Vortrag nach einer Reise durch Jordanien

 

Flüchtlingen auf der Spur

„Sechs Tage Jordanien haben meine Sicht verändert.“ Das sagt Christian Kühne, der in der Wohngruppe Timon unter dem Dach der Diakoniewerk Gotha gGmbH seit 2016 unbegleitete junge Flüchtlinge betreut. In einem Vortrag wird er am Donnerstag, den 31. Mai 2018, um 18:00 Uhr, in Gotha, Bergallee 6, über seine Begegnungen berichten.
Besonders beeindruckt hat den 37-Jährigen aus Großengottern in Jordanien der Umgang mit Flüchtlingen. Jordanien ist ein Transitland. Dort werden die Flüchtlinge registriert und in die verschiedenen Aufnahmeländer weiter verteilt. Nur 33 Prozent der Menschen, die in Jordanien leben, sind auch tatsächlich Jordanier. 66 Prozent sind Flüchtlinge aus arabischen und afrikanischen Ländern. „Die Jordanier gehen unbeschreiblich offen, freundlich und hilfsbereit mit den Flüchtlingen um,“ sagt Christian Kühne nach seiner Reise. „Es war so ganz anders als ich es aus Deutschland kenne, obwohl wir nur von fünf Prozent Flüchtlingsanteil sprechen.“ Dabei spielt sicherlich auch eine Rolle, dass die Flüchtlinge zum großen Teil aus dem gleichen Kulturkreis kommen und die gleiche Sprache sprechen. „Trotzdem wirkt der Umgang so viel fortschrittlicher und freier.“
Seit seiner Rückkehr ist Christian Kühne gegenüber der Lebenssituation von Flüchtlingen sensibler geworden. „Man meckert doch schnell, dass das Leben besser sein könnte.“ Er hat gesehen, woher die Flüchtlinge kommen. In Jordanien leben 40 Prozent der Menschen unter der Armutsgrenze. Wasser aus der Leitung ist nicht selbstverständlich Trinkwasser. Zähneputzen kann da zum kleinen Problem werden.

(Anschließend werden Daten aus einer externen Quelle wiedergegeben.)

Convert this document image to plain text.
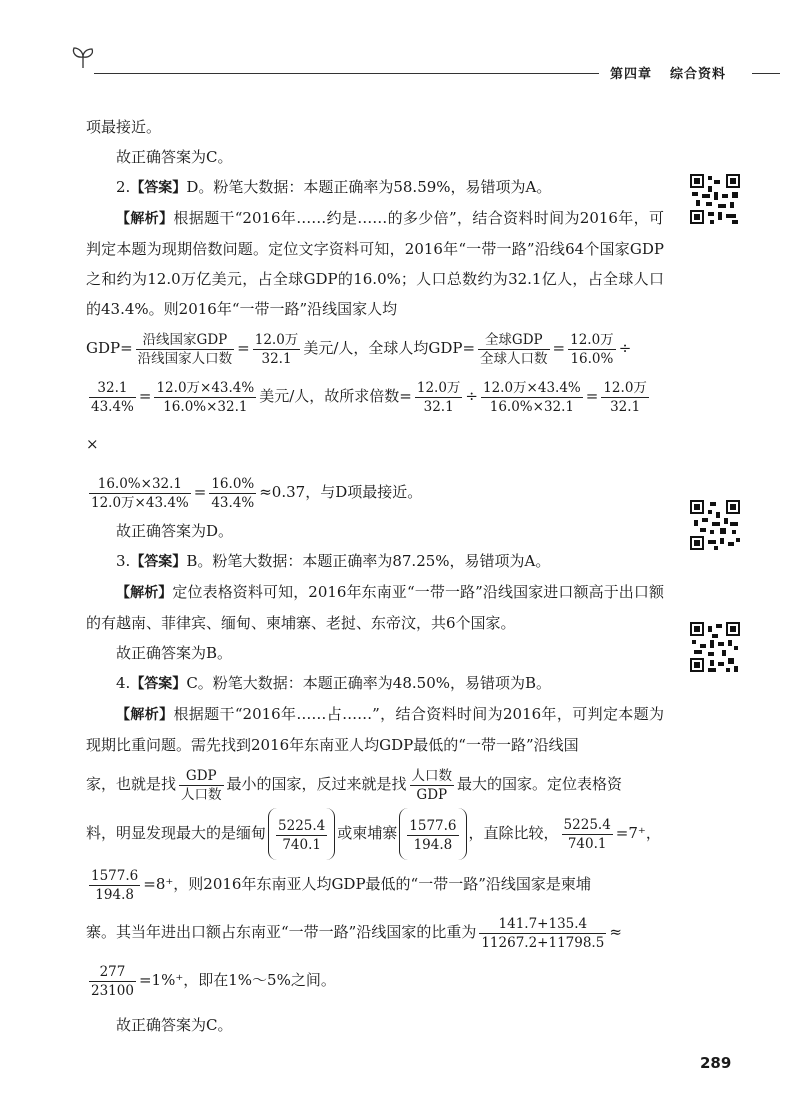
第四章 综合资料

项最接近。

故正确答案为C。

2.【答案】D。粉笔大数据：本题正确率为58.59%，易错项为A。

【解析】根据题干“2016年……约是……的多少倍”，结合资料时间为2016年，可判定本题为现期倍数问题。定位文字资料可知，2016年“一带一路”沿线64个国家GDP之和约为12.0万亿美元，占全球GDP的16.0%；人口总数约为32.1亿人，占全球人口的43.4%。则2016年“一带一路”沿线国家人均

$GDP= \frac{\text{沿线国家GDP}}{\text{沿线国家人口数}} = \frac{\text{12.0万}}{32.1}$ 美元/人，全球人均$GDP= \frac{\text{全球GDP}}{\text{全球人口数}} = \frac{\text{12.0万}}{16.0\%}$ ÷

$\frac{32.1}{43.4\%} = \frac{\text{12.0万×43.4\%}}{16.0\%\times 32.1}$ 美元/人，故所求倍数= $\frac{\text{12.0万}}{32.1} \div \frac{\text{12.0万×43.4\%}}{16.0\%\times 32.1} = \frac{\text{12.0万}}{32.1}$
×

$\frac{16.0\%\times 32.1}{\text{12.0万×43.4\%}} = \frac{16.0\%}{43.4\%} \approx 0.37$，与D项最接近。

故正确答案为D。

3.【答案】B。粉笔大数据：本题正确率为87.25%，易错项为A。

【解析】定位表格资料可知，2016年东南亚“一带一路”沿线国家进口额高于出口额的有越南、菲律宾、缅甸、柬埔寨、老挝、东帝汶，共6个国家。

故正确答案为B。

4.【答案】C。粉笔大数据：本题正确率为48.50%，易错项为B。

【解析】根据题干“2016年……占……”，结合资料时间为2016年，可判定本题为现期比重问题。需先找到2016年东南亚人均GDP最低的“一带一路”沿线国

家，也就是找 $\frac{\text{GDP}}{\text{人口数}}$ 最小的国家，反过来就是找 $\frac{\text{人口数}}{\text{GDP}}$ 最大的国家。定位表格资

料，明显发现最大的是缅甸 $\frac{5225.4}{740.1}$ 或柬埔寨 $\frac{1577.6}{194.8}$ ，直除比较， $\frac{5225.4}{740.1} =7^+$，

$\frac{1577.6}{194.8} =8^+$，则2016年东南亚人均GDP最低的“一带一路”沿线国家是柬埔

寨。其当年进出口额占东南亚“一带一路”沿线国家的比重为 $\frac{141.7+135.4}{11267.2+11798.5}$ ≈

$\frac{277}{23100} =1\%^+$，即在1%～5%之间。

故正确答案为C。

289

Christian Kühne hat auch die Theodor-Schneller-Schule in Amman, der Hauptstadt Jordaniens, besucht, wo Waisenkinder bis zur Ausbildung intensiv und mit ganzem Herzblut begleitet werden oder auch Kinder, deren Eltern nicht in der Lage sind, sich um sie zu kümmern. Die Herzlichkeit der Erzieher zu sehen, hat ihn berührt.
Wer mehr über seine spannende Reise erfahren will, ist herzlich zu seinem öffentlichen Vortrag eingeladen.